In FY23, of the total revenue we reported, 38 per cent is from international. The overall growth of revenue was 17 per cent, but the growth of international revenue was 30 per cent, on the back of the large orders we won in the previous year in the hydrocarbons space. We have been one of the recipients of large orders from Saudi Aramco for Saudi capacity enhancement and those orders are under execution. We’re also executing hydrocarbon orders in Algeria. I think this is a function of the mix of orders that we won in the previous year. We expect the mix to be around one-third (international), two-thirds (domestic) level. So I would expect the share of revenue from international orders to mirror this mix.
What is the share of private sector orders for L&T?
Thirty two per cent has come from the private sector. The corresponding number in FY22 was about 26 or 27 per cent. There has been a growth in the private sector and this growth is largely on the back of improved ordering by the steel industry, healthcare industry, minerals and metals industry, and construction equipment.

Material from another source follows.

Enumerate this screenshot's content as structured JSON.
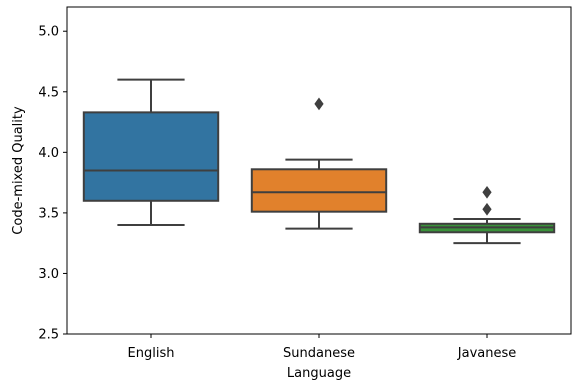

What is the status of the cloud offering for the regulated sector that you are developing together with Microsoft?
We are still trying to get clients’ interests firmed up as it is a work in progress, because the data centre is under construction. We are building about 30 megawatts to start with, and it may be completed by the end of this year. It has potential to scale up. . The client’s offering could start from 24-25.
Vodafone and Idea have also partnered with L&T for private network solutions. What kind of an opportunity do you see in this?
I think the potential one would be for our internal network. The other would be as part of our L&T technology services business, which has a telecom vertical to take these solutions to customers on a global basis. At the moment, these are still ideas that are getting sharpened. We’ve not delivered anything.
How is the raw material pricing situation? Is supply still a constraint?
It is easing and prices have come close to pre-Covid level, while some raw materials are still priced higher than pre-Covid. We are not planning for any drop in prices from these levels, but we don’t expect the kind of spike we saw — 25, 50, and 80 per cent — because it is not sustainable. The price increases have also coincided with the global slowdown of inflation and tight money conditions. Given all of that, the ability of the markets to pay more for material is limited. So we assume that, taking current prices as a base, in the next one or two years, which is critical for us to execute the projects that we have won in FY23, the inflation range would be modest.
L&T was looking to be a zero-debt company. How is that shaping up?
L&T’s debt is very minuscule for all operations in its project, business, and manufacturing business. We have a debt-equity of 2.2, which is bare bones and it is just for working capital requirements, because for any project we require guarantees, LLC. It’s good to have a small dose of debt. I mean, it’s not fashionable to just become zero-debt. If you look at the cash equivalent in our balance sheet, we already have net debt zero, because the cash equivalent is more than ₹20,000 crore and the debt that we have is only ₹20,000 crore. So in a sense, we are already debt-free. In a particular manner of speaking, if you want to repay the debt, we can liquidate all the investments and pay off the debt. That shouldn’t be a problem, but I don’t think that’s a course; we think we are quite optimally structured from a capital structure point of view. I think we’re already at an optimum level of debt. I think the best-case scenario over the next couple of years could be this 1.14 debt.